The UK will have to decarbonise domestic heating if it is to meet its 2050 net zero targets. Since those targets were first enshrined in law, heating has been the elephant in the room of the ‘big three’ areas for decarbonisation - power, transport, and heating. The transition to low-carbon power has been rapid, with emissions from electricity generation falling by more than 60% since 1990. Transport is also well on its way, with the millionth electric vehicle having been registered in January. Decarbonisation of heating, however, has been much slower.

The Government supports heat pumps as one of the main solutions, whether installed individually outside our homes or as part of larger, centralised heat networks. That’s a good thing and the right decision but decarbonisation with heat pumps depends on them running efficiently.

An efficient heat pump is one with a good Coefficient of Performance (CoP). Heat pumps are, generally, very efficient. A new gas boiler can have an efficiency of 85% if it’s set up correctly but a heat pump can have an efficiency of well over 300%. No, that’s not breaking the laws of physics - that’s because a heat pump extracts ‘free’ energy, usually from the air or ground.

The efficiency of a heat pump is determined by the flow temperature that it runs at. A lower flow temperature means a higher CoP. It’s the heat pump or its controls that determines this flow temperature.

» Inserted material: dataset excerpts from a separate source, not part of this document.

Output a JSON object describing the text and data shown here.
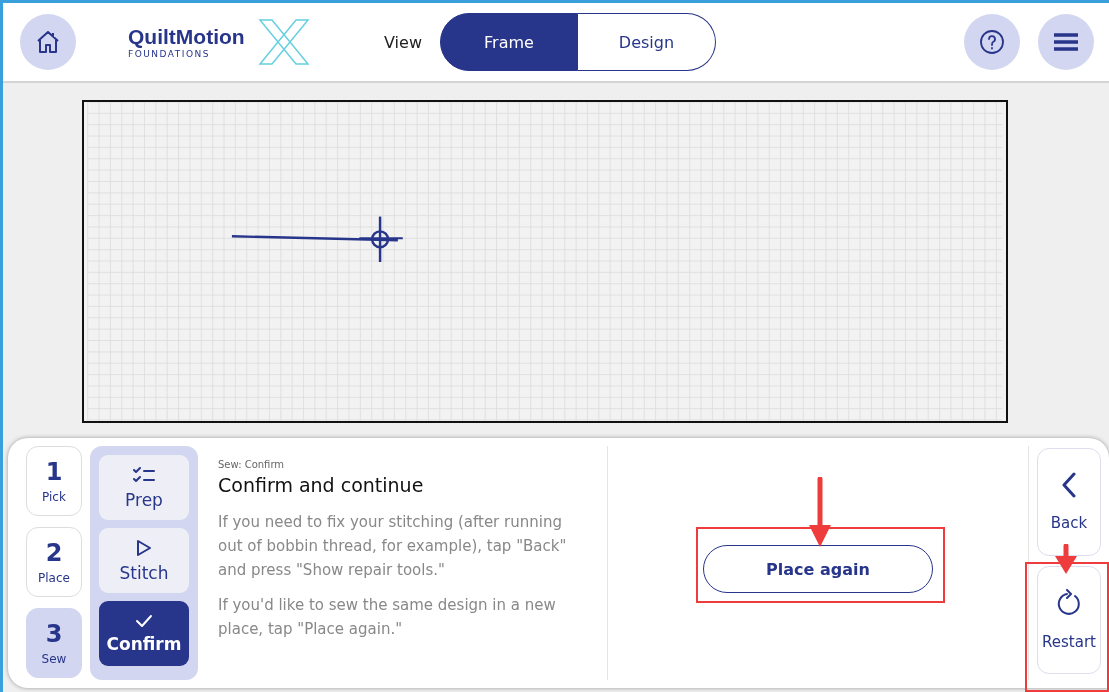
{
  "header": {
    "logo": {
      "name": "QuiltMotion",
      "tagline": "FOUNDATIONS"
    },
    "view_label": "View",
    "view_tabs": [
      {
        "label": "Frame",
        "selected": true
      },
      {
        "label": "Design",
        "selected": false
      }
    ]
  },
  "steps": [
    {
      "number": "1",
      "label": "Pick",
      "selected": false
    },
    {
      "number": "2",
      "label": "Place",
      "selected": false
    },
    {
      "number": "3",
      "label": "Sew",
      "selected": true
    }
  ],
  "substeps": [
    {
      "kind": "prep",
      "label": "Prep",
      "selected": false
    },
    {
      "kind": "stitch",
      "label": "Stitch",
      "selected": false
    },
    {
      "kind": "confirm",
      "label": "Confirm",
      "selected": true
    }
  ],
  "instructions": {
    "breadcrumb": "Sew: Confirm",
    "title": "Confirm and continue",
    "paragraphs": [
      "If you need to fix your stitching (after running out of bobbin thread, for example), tap \"Back\" and press \"Show repair tools.\"",
      "If you'd like to sew the same design in a new place, tap \"Place again.\""
    ]
  },
  "action_button": "Place again",
  "side_buttons": [
    {
      "kind": "back",
      "label": "Back"
    },
    {
      "kind": "restart",
      "label": "Restart"
    }
  ]
}
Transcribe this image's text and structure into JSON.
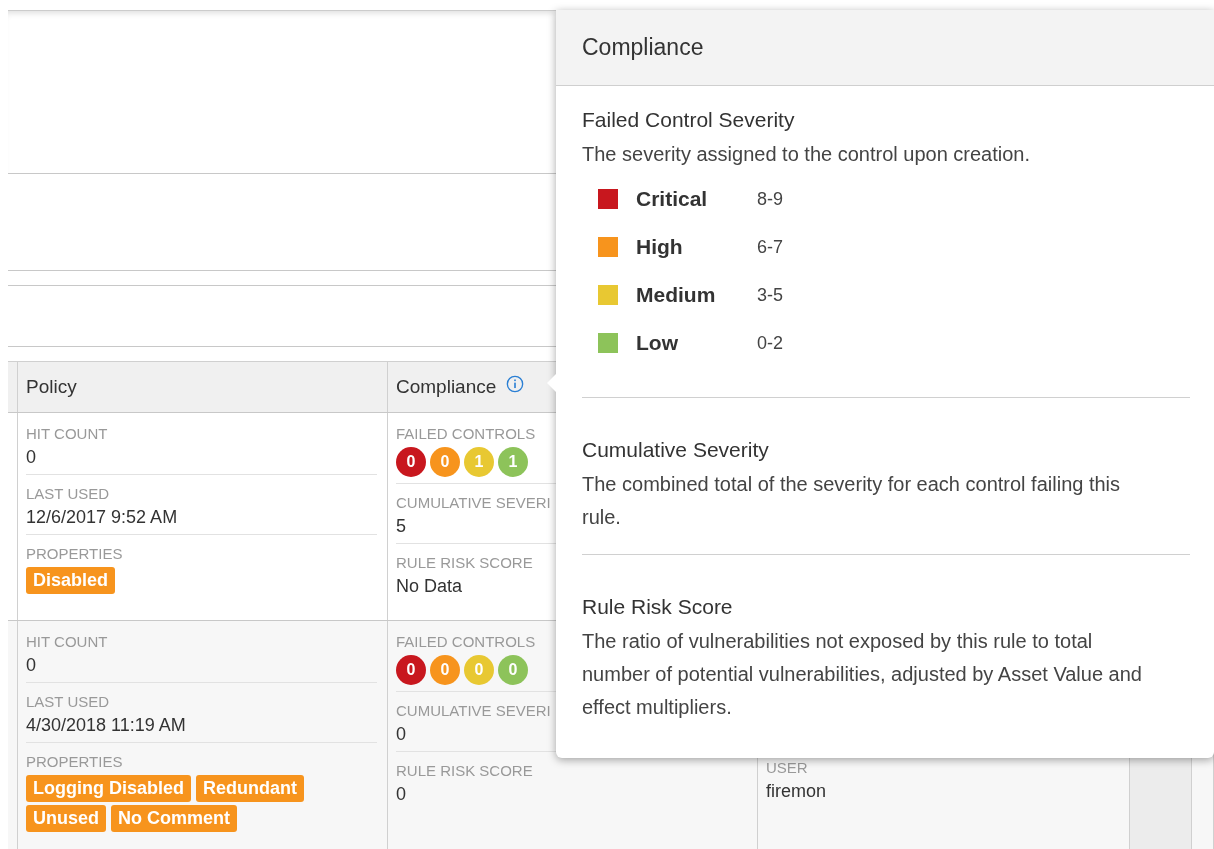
{
  "table": {
    "columns": [
      "Policy",
      "Compliance"
    ],
    "rows": [
      {
        "policy": {
          "fields": [
            {
              "label": "HIT COUNT",
              "value": "0"
            },
            {
              "label": "LAST USED",
              "value": "12/6/2017 9:52 AM"
            }
          ],
          "properties_label": "PROPERTIES",
          "tags": [
            "Disabled"
          ]
        },
        "compliance": {
          "failed_controls_label": "FAILED CONTROLS",
          "failed_controls": [
            {
              "value": "0",
              "color": "#c8171e"
            },
            {
              "value": "0",
              "color": "#f7941d"
            },
            {
              "value": "1",
              "color": "#e8c832"
            },
            {
              "value": "1",
              "color": "#8dc35a"
            }
          ],
          "fields": [
            {
              "label": "CUMULATIVE SEVERI",
              "value": "5"
            },
            {
              "label": "RULE RISK SCORE",
              "value": "No Data"
            }
          ]
        }
      },
      {
        "policy": {
          "fields": [
            {
              "label": "HIT COUNT",
              "value": "0"
            },
            {
              "label": "LAST USED",
              "value": "4/30/2018 11:19 AM"
            }
          ],
          "properties_label": "PROPERTIES",
          "tags": [
            "Logging Disabled",
            "Redundant",
            "Unused",
            "No Comment"
          ]
        },
        "compliance": {
          "failed_controls_label": "FAILED CONTROLS",
          "failed_controls": [
            {
              "value": "0",
              "color": "#c8171e"
            },
            {
              "value": "0",
              "color": "#f7941d"
            },
            {
              "value": "0",
              "color": "#e8c832"
            },
            {
              "value": "0",
              "color": "#8dc35a"
            }
          ],
          "fields": [
            {
              "label": "CUMULATIVE SEVERI",
              "value": "0"
            },
            {
              "label": "RULE RISK SCORE",
              "value": "0"
            }
          ]
        },
        "column_3": {
          "fields": [
            {
              "label": "USER",
              "value": "firemon"
            }
          ]
        }
      }
    ]
  },
  "popover": {
    "title": "Compliance",
    "sections": [
      {
        "heading": "Failed Control Severity",
        "text": "The severity assigned to the control upon creation.",
        "legend": [
          {
            "label": "Critical",
            "range": "8-9",
            "color": "#c8171e"
          },
          {
            "label": "High",
            "range": "6-7",
            "color": "#f7941d"
          },
          {
            "label": "Medium",
            "range": "3-5",
            "color": "#e8c832"
          },
          {
            "label": "Low",
            "range": "0-2",
            "color": "#8dc35a"
          }
        ]
      },
      {
        "heading": "Cumulative Severity",
        "text": "The combined total of the severity for each control failing this rule."
      },
      {
        "heading": "Rule Risk Score",
        "text": "The ratio of vulnerabilities not exposed by this rule to total number of potential vulnerabilities, adjusted by Asset Value and effect multipliers."
      }
    ]
  }
}
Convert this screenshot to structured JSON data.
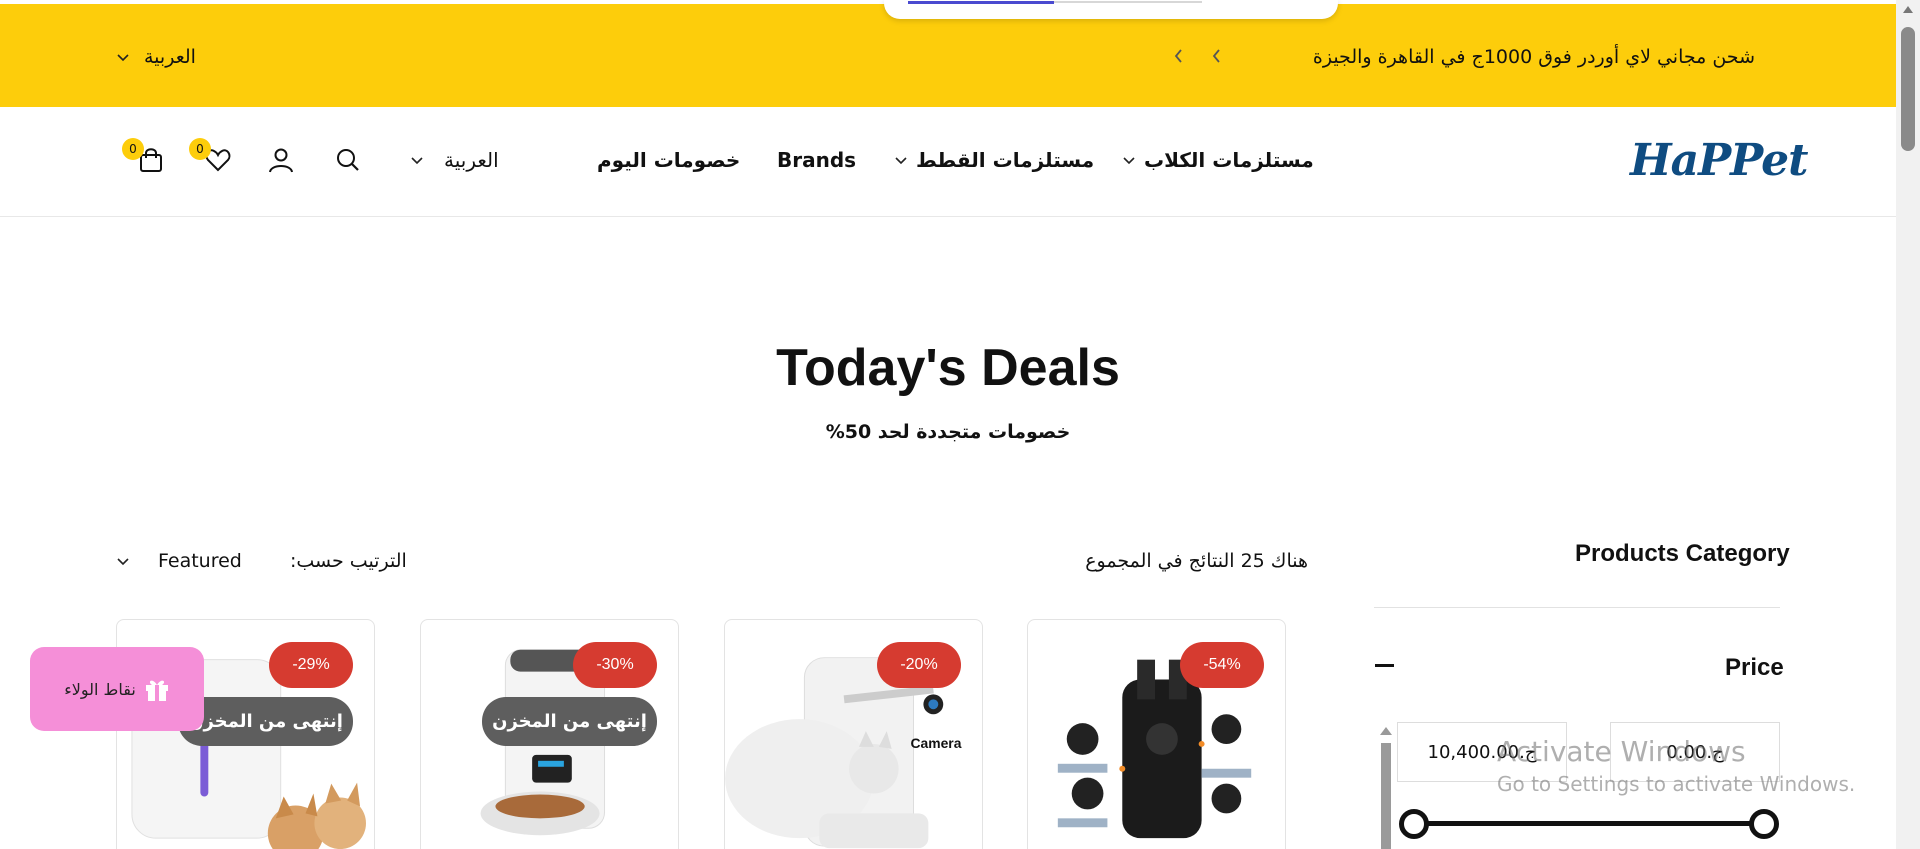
{
  "announcement": {
    "message": "شحن مجاني لاي أوردر فوق 1000ج في القاهرة والجيزة",
    "language": "العربية",
    "background": "#fdcd0b"
  },
  "header": {
    "logo": "HaPPet",
    "nav": {
      "dog_supplies": "مستلزمات الكلاب",
      "cat_supplies": "مستلزمات القطط",
      "brands": "Brands",
      "todays_deals": "خصومات اليوم"
    },
    "language": "العربية",
    "wishlist_count": "0",
    "cart_count": "0"
  },
  "page": {
    "title": "Today's Deals",
    "subtitle": "خصومات متجددة لحد 50%"
  },
  "toolbar": {
    "results_text": "هناك 25 النتائج في المجموع",
    "sort_label": "الترتيب حسب:",
    "sort_value": "Featured"
  },
  "sidebar": {
    "category_title": "Products Category",
    "price_title": "Price",
    "price_min": "0.00.ج",
    "price_max": "10,400.00.ج"
  },
  "products": [
    {
      "discount": "-54%",
      "icon": "pet-carrier-backpack"
    },
    {
      "discount": "-20%",
      "icon": "automatic-feeder-camera",
      "camera_label": "Camera"
    },
    {
      "discount": "-30%",
      "sold_out": "إنتهى من المخزن",
      "icon": "automatic-feeder"
    },
    {
      "discount": "-29%",
      "sold_out": "إنتهى من المخزن",
      "icon": "water-fountain"
    }
  ],
  "loyalty": {
    "label": "نقاط الولاء"
  },
  "watermark": {
    "line1": "Activate Windows",
    "line2": "Go to Settings to activate Windows."
  },
  "colors": {
    "accent": "#fdcd0b",
    "discount": "#d63b30",
    "logo": "#0f4c81",
    "loyalty": "#f58fd8"
  }
}
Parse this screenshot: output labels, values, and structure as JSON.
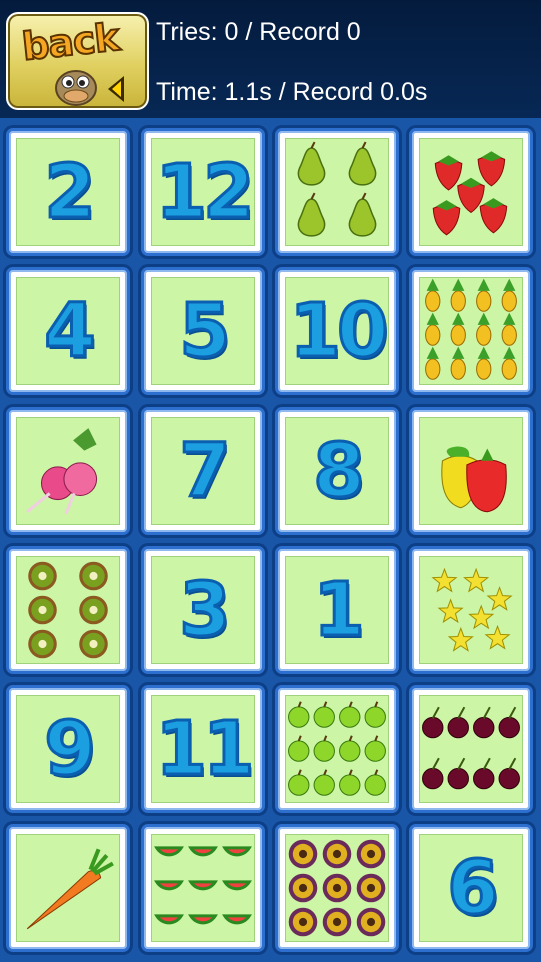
{
  "header": {
    "back_label": "back",
    "tries": "Tries: 0 / Record 0",
    "time": "Time: 1.1s / Record 0.0s"
  },
  "board": {
    "rows": [
      [
        {
          "kind": "number",
          "value": "2"
        },
        {
          "kind": "number",
          "value": "12"
        },
        {
          "kind": "picture",
          "name": "pears"
        },
        {
          "kind": "picture",
          "name": "strawberries"
        }
      ],
      [
        {
          "kind": "number",
          "value": "4"
        },
        {
          "kind": "number",
          "value": "5"
        },
        {
          "kind": "number",
          "value": "10"
        },
        {
          "kind": "picture",
          "name": "pineapples"
        }
      ],
      [
        {
          "kind": "picture",
          "name": "radishes"
        },
        {
          "kind": "number",
          "value": "7"
        },
        {
          "kind": "number",
          "value": "8"
        },
        {
          "kind": "picture",
          "name": "peppers"
        }
      ],
      [
        {
          "kind": "picture",
          "name": "kiwis"
        },
        {
          "kind": "number",
          "value": "3"
        },
        {
          "kind": "number",
          "value": "1"
        },
        {
          "kind": "picture",
          "name": "starfruits"
        }
      ],
      [
        {
          "kind": "number",
          "value": "9"
        },
        {
          "kind": "number",
          "value": "11"
        },
        {
          "kind": "picture",
          "name": "green-apples"
        },
        {
          "kind": "picture",
          "name": "cherries"
        }
      ],
      [
        {
          "kind": "picture",
          "name": "carrot"
        },
        {
          "kind": "picture",
          "name": "watermelon-slices"
        },
        {
          "kind": "picture",
          "name": "passion-fruits"
        },
        {
          "kind": "number",
          "value": "6"
        }
      ]
    ]
  },
  "colors": {
    "header_bg": "#041b3d",
    "board_bg": "#1a56a8",
    "card_face": "#ccf5a6",
    "number_fill": "#1c9fe0"
  }
}
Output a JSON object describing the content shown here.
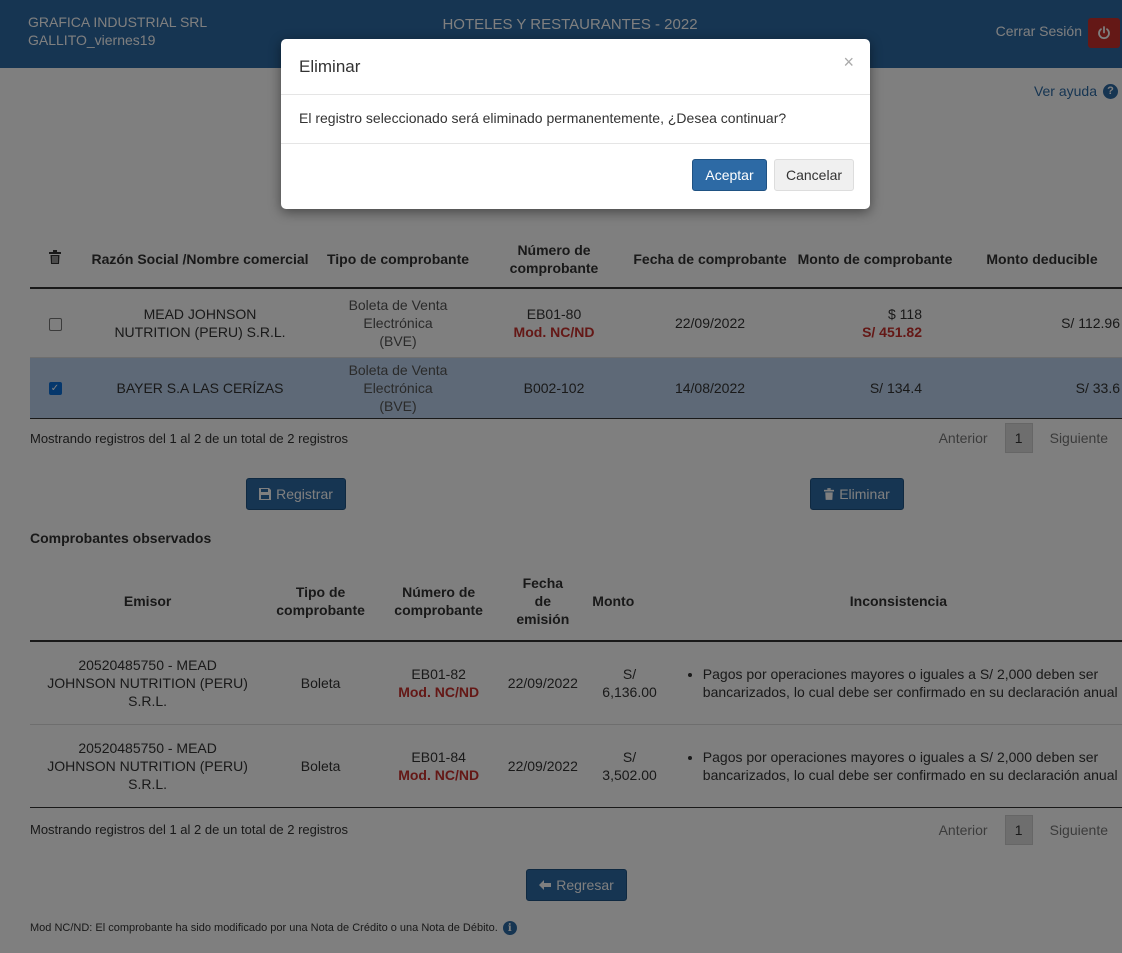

A third of heat pumps are installed and commissioned to operate at a fixed flow temperature. That’s easy for an installer, but a disaster for your heat pump’s efficiency. The other two-thirds use a weather compensation curve - that’s some settings the installer puts in the heat pump that tell it what flow temperature to produce for a given outdoor temperature. The idea is that the colder it is outside, the hotter your radiators need to be to keep the house warm.

This is great for the efficiency of your heat pump if the installer gets the settings exactly right, which they won’t because it's an impossible thing to do. They calculate the weather compensation curve at the point of installation using the best information that they have. Probably a heat loss calculation they have produced for your home.

But that weather compensation curve doesn’t change if they get it wrong and it doesn’t adjust to new information. Nor can it look at weather forecasts or factor in how the homeowner uses their heating system. So, it's better than using a fixed flow temperature, but we can do better. That’s where smart controls come in.

The Passiv controls have been designed specifically to work with a heat pump and remove the need for an installer to set a weather compensation curve. Instead, from the moment they are installed, they learn how a home heats up and cools down, and how the heating system behaves. They also use local weather forecasts to calculate the optimal way to meet a homeowner’s comfort requirements, continuously optimising the heat pump’s flow temperature to maximise its CoP. The outcome is a dynamic weather compensation curve, and one that is always right.

The Energy Saving Trust has verified that the Passiv controls increase the CoP of a heat pump by 17% against a manufacturer’s standard weather-compensated controls.

It’s good that the Government seems to have recognised the need to tackle the elephant in the room, but maybe they’ve picked the wrong elephant. Most of the heat pumps you can buy seem similar. Perhaps it's the controls that can make the big difference.